I would like to thank Lana Lazebnik for pointing out Marr’s quote to me.
So many cool connections to think about! But I'm a bit confused by this distinction between symbolism and connectionism (maybe in general, but also as you've described it):
> The classical Chinese view of language (and, as it turns out, modern connectionist paradigm in AI as well) interprets strings of names (tokens) as the external interface guiding program execution, where program is understood not propositionally as a proof or a syllogism, but as a parallel and distributed mechanism for pattern recognition, pattern prediction, and action.

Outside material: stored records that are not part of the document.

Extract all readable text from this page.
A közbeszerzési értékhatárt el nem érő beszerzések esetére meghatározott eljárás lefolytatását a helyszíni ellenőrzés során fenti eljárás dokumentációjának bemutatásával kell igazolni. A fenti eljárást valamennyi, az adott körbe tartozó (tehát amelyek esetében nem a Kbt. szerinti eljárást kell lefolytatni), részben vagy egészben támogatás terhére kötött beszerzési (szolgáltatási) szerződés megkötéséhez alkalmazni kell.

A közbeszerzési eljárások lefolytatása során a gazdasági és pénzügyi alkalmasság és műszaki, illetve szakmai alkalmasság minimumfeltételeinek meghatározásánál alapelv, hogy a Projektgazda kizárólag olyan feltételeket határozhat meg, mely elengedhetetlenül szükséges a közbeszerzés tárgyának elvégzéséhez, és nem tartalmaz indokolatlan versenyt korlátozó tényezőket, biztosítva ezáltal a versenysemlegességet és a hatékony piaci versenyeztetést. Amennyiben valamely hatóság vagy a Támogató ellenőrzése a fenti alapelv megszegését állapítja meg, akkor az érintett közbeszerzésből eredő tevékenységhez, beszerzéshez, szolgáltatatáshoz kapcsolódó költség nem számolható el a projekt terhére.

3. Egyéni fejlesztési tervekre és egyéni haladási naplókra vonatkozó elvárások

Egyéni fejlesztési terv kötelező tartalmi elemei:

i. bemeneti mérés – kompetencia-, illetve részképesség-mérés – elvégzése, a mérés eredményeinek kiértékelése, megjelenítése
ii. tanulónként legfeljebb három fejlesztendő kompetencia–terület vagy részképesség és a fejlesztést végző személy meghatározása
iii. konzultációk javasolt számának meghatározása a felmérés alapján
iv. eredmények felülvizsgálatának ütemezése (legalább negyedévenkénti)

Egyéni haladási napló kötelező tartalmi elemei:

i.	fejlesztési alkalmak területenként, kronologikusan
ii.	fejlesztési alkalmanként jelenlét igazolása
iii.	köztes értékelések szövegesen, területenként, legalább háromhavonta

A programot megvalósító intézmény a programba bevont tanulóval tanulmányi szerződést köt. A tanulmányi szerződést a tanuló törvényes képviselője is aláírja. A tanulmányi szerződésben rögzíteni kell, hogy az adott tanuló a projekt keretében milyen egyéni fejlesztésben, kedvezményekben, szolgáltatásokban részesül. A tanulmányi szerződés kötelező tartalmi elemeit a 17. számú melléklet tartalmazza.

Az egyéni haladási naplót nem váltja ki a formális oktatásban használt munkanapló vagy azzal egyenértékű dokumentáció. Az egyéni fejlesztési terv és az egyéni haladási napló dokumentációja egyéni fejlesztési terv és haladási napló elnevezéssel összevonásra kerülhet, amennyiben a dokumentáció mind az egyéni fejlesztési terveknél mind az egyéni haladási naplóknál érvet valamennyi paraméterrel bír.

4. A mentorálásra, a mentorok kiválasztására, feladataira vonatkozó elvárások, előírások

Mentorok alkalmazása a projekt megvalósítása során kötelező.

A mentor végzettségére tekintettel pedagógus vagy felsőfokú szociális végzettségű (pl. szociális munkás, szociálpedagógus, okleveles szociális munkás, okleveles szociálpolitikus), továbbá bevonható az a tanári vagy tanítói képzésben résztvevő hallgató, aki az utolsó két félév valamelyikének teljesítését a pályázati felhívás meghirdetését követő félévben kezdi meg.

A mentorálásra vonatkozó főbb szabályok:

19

Why doesn't the difference just amount to layer(s) of abstraction, i.e. are these two framings actually inconsistent? If such a program exists and will be executed, why can't we probe how it arrives at its outputs, and wouldn't doing that reveal some type of internal representation? Maybe your next post will answer these - I'm very curious to see what "natural signs" means, and why it's inconsistent with "framing the capabilities of LLMs in terms of reasoning, internal representations, and mental states".
Also, I think I am missing something - why the emphasis on parallel+distributed?